A production use-case is documented in https://github.com/prometheus/alertmanager/issues/2754 which demonstrates an issue we face commonly
I wonder if the maintainers (@simonpasquier, @w0rm, @roidelapluie ) are open to allowing this Usecase to be addressed by adding a config notify_resolved_for_inhibitted_alerts (e.g.) which if enabled would send the resolved notification, there by preserving the current behaviour as default.
matejzero
commented
2 years ago I think that is one case, another one is "nagios like" alerting, where Alertmanager would send resolved, even if an alert is silenced. At the moment, alerts that are silenced and resolved in the silence timeframe, don't get resolved in PagerDuty and you get orphaned alerts.
sgametrio
commented
1 year ago Friendly bump for the PR #3034 :)
Is there anyone around that could review/suggest a different approach? It would be SO helpful to us too! 🙏
typeid
commented
1 year ago We have two setups and are lacking the feature of resolving existing alerts for inhibited alerts in one of them:
Decentralized observability (one prometheus & alertmanager per k8s cluster)
To silence a cluster, we are using a custom operator that deletes the alertmanager's receiver (the pagerduty service). After the silence is removed, the service is re-created.
Centralized observability (one alertmanager and centralized prometheus for the whole "fleet" of clusters)
To silence a cluster, we create an "inhibition alert", effectively inhibiting all alerts matching the cluster's identifier. This inhibition alert is filtered out in PagerDuty by severity to not page.
Our issue with this is that alerts created before the inhibition are still present in PagerDuty, causing confusion and clutter.

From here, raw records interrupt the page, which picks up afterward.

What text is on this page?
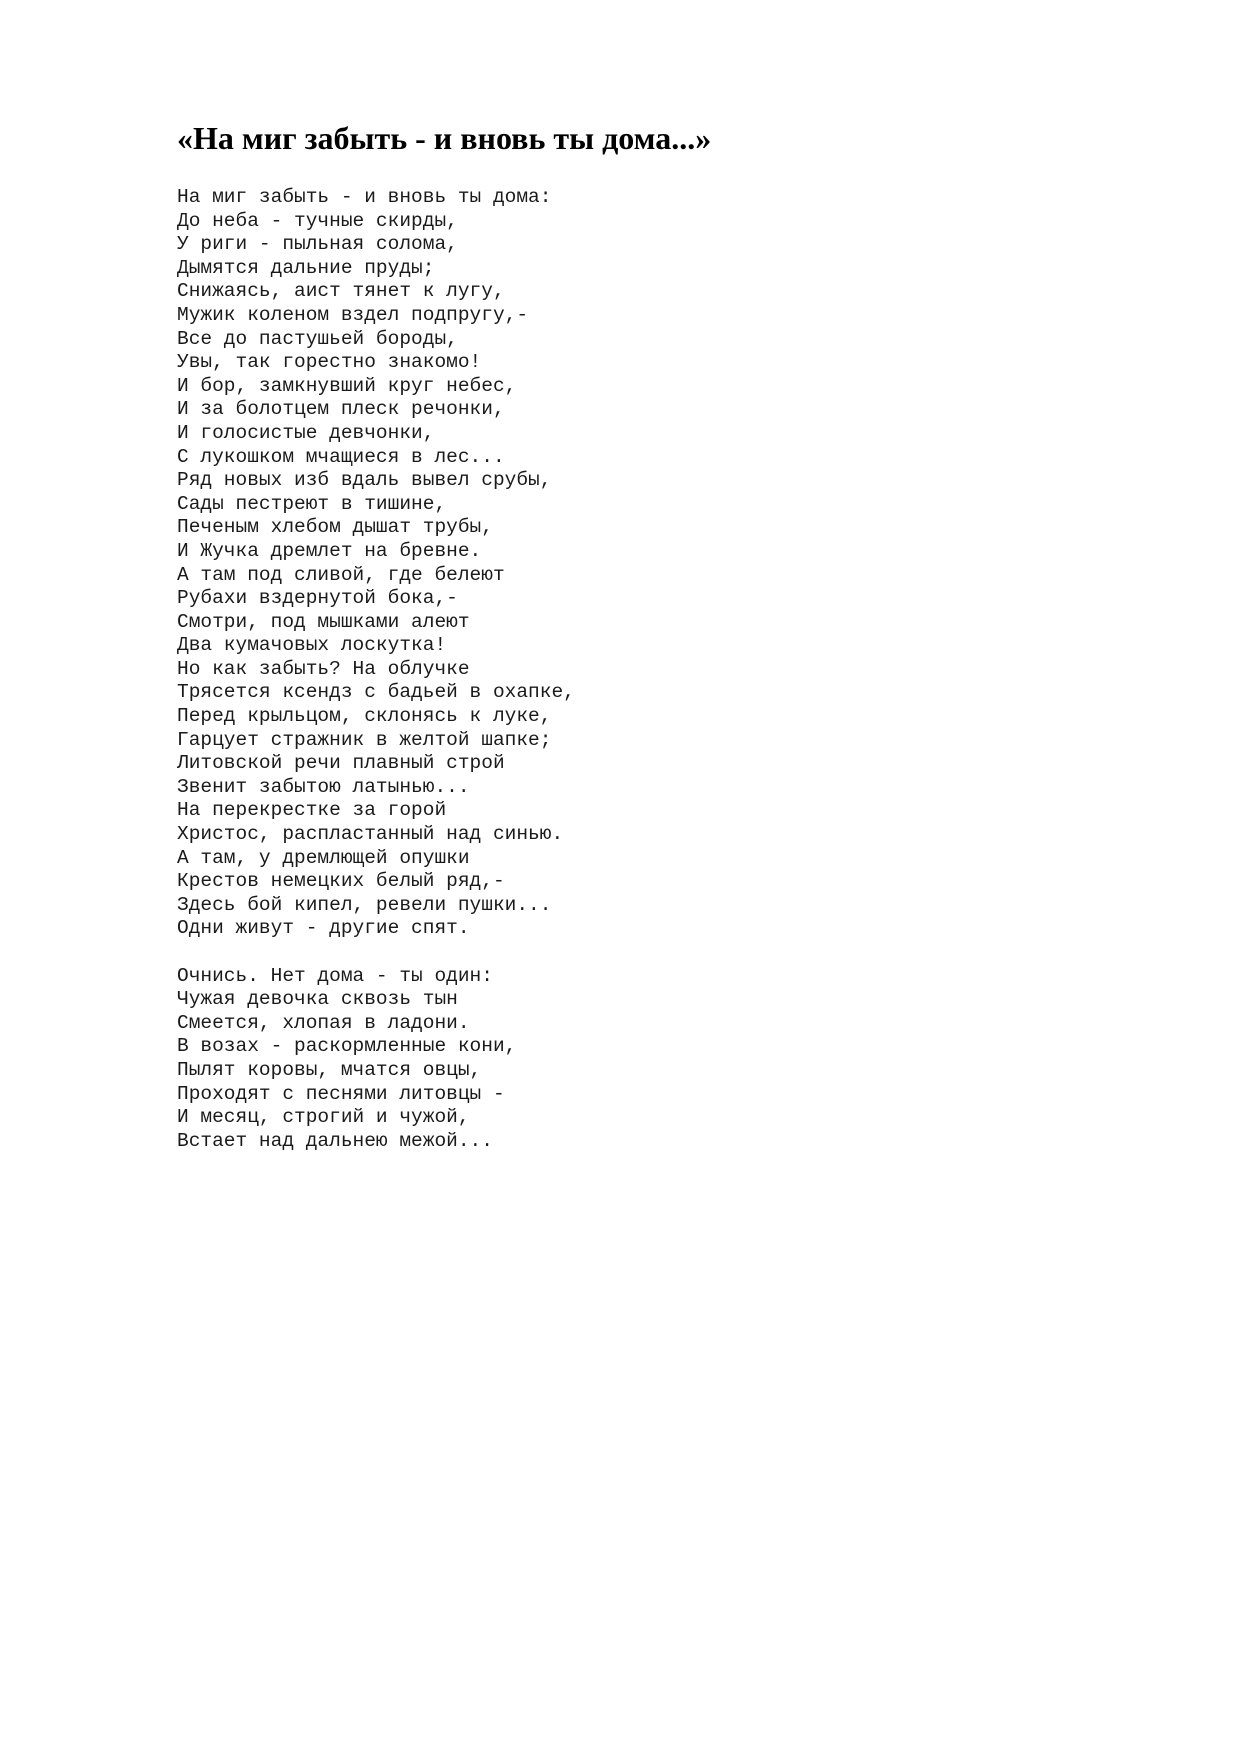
«На миг забыть - и вновь ты дома...»
На миг забыть - и вновь ты дома:
До неба - тучные скирды,
У риги - пыльная солома,
Дымятся дальние пруды;
Снижаясь, аист тянет к лугу,
Мужик коленом вздел подпругу,-
Все до пастушьей бороды,
Увы, так горестно знакомо!
И бор, замкнувший круг небес,
И за болотцем плеск речонки,
И голосистые девчонки,
С лукошком мчащиеся в лес...
Ряд новых изб вдаль вывел срубы,
Сады пестреют в тишине,
Печеным хлебом дышат трубы,
И Жучка дремлет на бревне.
А там под сливой, где белеют
Рубахи вздернутой бока,-
Смотри, под мышками алеют
Два кумачовых лоскутка!
Но как забыть? На облучке
Трясется ксендз с бадьей в охапке,
Перед крыльцом, склонясь к луке,
Гарцует стражник в желтой шапке;
Литовской речи плавный строй
Звенит забытою латынью...
На перекрестке за горой
Христос, распластанный над синью.
А там, у дремлющей опушки
Крестов немецких белый ряд,-
Здесь бой кипел, ревели пушки...
Одни живут - другие спят.
Очнись. Нет дома - ты один:
Чужая девочка сквозь тын
Смеется, хлопая в ладони.
В возах - раскормленные кони,
Пылят коровы, мчатся овцы,
Проходят с песнями литовцы -
И месяц, строгий и чужой,
Встает над дальнею межой...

@tulequ Would you mind sharing a little more detail about your workaround? Since in this scenario the alert is silenced, I would imagine that your webhook is never called from *Alertmanager.
I believe we are currently using a similar setup to get rid of alerts created on PagerDuty before the inhibition: we are using a PagerDuty webhook triggering when an "inhibition alert" is received. This webhook makes an API call to one of our services to resolve all active alerts that would be inhibited. Without the feature requested here, it seems like adding your own automation to clean up after alertmanager is necessary to deal with the problem.
uberspot
commented
3 months ago Friendly bump for the PR #3034 :)
Is there anyone around that could review/suggest a different approach? It would be SO helpful to us too! 🙏
Could someone review this PR for a potential fix? 🙏 We're running into the same issue, fixed there.
Alerts should be marked as resolved as they are silenced so a respective resolved notification is sent. This removes the need to manually resolve these in PagerDuty and friends.
We should probably provide information that tells whether it was a an actual resolve or a resolve-via-silence.
This puts another dimension to the problem of pre-computing silences (i.e. not silence at notification time) in a sane way.